The nonprofit Patient Safety Movement Foundation (PSMF) estimates that medical errors kill 3 million people worldwide each year. “Our hospitals must become high-reliability organizations where there is zero harm,” says Dr. Michael Ramsay, a retired anesthesiologist and PSMF’s CEO.
PSMF’s Actionable Patient Safety Solutions(APSS) is a free, comprehensive patient safety curriculum. Its checklist-style protocols for hospital procedures resemble airplane pilot procedures. The APSS also tackles cultural aspects of patient care. They discuss the importance of a culture of communication, in which both patients and healthcare workers are able to voice their concerns and break out of a toxic culture of silence and fear. The PSMF writes on their website, “Organizations must have a strong foundation before reliable systems of care can be established for specific populations.” Modeling health care after HROs can help reduce harm by standardizing the way care is provided, and identifying and mitigating sources of bias that can disenfranchise marginalized patients.

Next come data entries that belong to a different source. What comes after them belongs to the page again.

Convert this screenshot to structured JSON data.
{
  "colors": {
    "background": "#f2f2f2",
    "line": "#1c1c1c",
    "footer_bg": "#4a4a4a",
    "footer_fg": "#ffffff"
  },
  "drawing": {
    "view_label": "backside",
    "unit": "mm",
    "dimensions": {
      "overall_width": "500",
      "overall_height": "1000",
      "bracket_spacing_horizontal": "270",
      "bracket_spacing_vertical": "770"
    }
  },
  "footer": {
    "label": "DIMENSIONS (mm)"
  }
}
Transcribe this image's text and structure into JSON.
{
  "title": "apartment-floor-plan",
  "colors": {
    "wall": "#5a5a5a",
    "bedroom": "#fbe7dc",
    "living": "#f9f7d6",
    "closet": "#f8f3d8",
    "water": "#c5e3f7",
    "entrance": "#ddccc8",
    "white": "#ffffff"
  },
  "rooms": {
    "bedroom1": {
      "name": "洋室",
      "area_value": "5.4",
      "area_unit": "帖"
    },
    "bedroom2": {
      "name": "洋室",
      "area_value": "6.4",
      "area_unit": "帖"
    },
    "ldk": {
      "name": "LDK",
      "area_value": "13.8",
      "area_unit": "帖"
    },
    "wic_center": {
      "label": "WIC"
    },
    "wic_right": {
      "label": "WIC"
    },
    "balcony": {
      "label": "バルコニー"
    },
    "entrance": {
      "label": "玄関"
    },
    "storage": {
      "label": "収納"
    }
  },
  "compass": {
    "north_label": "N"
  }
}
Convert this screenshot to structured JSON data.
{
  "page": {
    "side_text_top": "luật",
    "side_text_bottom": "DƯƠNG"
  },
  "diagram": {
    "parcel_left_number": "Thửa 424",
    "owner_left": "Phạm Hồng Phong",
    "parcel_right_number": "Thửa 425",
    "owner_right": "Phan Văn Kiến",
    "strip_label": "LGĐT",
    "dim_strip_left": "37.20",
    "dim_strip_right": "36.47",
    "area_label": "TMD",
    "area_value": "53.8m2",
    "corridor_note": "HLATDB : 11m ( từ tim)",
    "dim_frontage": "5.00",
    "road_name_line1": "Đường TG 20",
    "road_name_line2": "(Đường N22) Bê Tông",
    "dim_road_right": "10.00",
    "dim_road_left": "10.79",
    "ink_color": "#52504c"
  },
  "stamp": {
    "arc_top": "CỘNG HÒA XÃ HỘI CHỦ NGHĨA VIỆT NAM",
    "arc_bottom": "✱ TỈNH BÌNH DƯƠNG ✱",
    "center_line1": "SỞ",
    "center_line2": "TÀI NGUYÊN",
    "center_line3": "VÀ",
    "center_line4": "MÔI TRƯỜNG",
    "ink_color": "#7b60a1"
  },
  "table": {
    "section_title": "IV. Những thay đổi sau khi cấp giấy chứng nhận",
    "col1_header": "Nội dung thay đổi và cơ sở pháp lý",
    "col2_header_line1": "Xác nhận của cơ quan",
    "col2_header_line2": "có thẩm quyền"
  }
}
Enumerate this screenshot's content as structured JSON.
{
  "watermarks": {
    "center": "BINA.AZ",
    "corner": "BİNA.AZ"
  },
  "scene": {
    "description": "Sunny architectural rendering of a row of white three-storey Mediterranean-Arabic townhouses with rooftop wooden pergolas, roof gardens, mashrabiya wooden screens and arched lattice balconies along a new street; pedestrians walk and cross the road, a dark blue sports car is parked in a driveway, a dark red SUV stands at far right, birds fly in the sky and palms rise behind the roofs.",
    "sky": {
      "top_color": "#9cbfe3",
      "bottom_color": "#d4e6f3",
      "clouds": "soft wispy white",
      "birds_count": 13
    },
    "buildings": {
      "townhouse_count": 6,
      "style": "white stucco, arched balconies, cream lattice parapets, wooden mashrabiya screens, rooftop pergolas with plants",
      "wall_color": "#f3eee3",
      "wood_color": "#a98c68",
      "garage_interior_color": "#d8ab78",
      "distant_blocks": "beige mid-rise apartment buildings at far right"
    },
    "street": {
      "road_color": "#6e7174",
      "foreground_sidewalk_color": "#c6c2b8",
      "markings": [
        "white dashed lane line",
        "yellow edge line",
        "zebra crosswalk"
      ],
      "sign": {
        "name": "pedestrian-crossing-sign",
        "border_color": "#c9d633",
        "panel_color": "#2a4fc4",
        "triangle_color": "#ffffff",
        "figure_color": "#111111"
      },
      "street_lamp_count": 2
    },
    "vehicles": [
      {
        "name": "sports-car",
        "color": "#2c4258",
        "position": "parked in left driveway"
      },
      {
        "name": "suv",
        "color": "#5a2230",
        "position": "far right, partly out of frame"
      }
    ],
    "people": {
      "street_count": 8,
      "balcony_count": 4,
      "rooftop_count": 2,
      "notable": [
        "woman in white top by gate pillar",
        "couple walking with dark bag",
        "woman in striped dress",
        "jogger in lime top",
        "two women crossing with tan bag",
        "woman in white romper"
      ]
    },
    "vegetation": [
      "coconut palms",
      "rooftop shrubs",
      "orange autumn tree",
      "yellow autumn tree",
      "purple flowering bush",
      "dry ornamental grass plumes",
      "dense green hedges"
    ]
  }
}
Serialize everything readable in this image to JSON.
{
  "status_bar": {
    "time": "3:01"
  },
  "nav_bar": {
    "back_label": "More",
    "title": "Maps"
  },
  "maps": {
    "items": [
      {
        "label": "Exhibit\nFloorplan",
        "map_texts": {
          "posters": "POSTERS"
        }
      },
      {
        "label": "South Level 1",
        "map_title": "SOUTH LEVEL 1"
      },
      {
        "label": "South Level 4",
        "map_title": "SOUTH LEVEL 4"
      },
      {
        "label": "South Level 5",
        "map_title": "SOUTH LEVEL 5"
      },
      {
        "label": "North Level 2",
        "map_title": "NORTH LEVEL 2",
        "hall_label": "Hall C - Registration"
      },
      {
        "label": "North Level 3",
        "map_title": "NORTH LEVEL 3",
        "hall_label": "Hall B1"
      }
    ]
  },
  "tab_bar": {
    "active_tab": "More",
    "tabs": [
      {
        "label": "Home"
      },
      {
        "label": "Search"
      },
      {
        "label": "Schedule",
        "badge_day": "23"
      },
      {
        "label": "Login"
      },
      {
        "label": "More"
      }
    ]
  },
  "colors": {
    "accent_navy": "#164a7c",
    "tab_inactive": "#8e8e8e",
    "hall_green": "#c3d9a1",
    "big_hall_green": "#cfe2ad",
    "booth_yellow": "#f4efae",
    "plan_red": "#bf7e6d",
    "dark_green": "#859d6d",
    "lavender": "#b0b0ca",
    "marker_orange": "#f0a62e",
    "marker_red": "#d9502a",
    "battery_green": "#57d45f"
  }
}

Where does eliminating medical racism fit into HROs? You’ve got to “walk the walk,” says Dr. Ramsay. PSMF has two APSS guidelines in the works tackling racism:cultural competency in care, and another addressing structural determinants of racism, coming in Fall 2021. “If you’re going to be a diverse, equal opportunity organization: demonstrate it. People will walk in and see it immediately. Vision and optics and actions are much louder than words. You can claim to be all kinds of things, but as soon as someone looks at you and what you’re doing and looks at your organization, they can see what you’re really doing.”
Without efforts to make hospitals run more like HROs, the healthcare system will continue to disenfranchise minoritized people. In the words of Chimére Smith, the Baltimore teacher who testified before Congress last spring: “I thought my little blue insurance card would get doctors to at least hear and listen to my symptoms…that thinking was completely shattered.”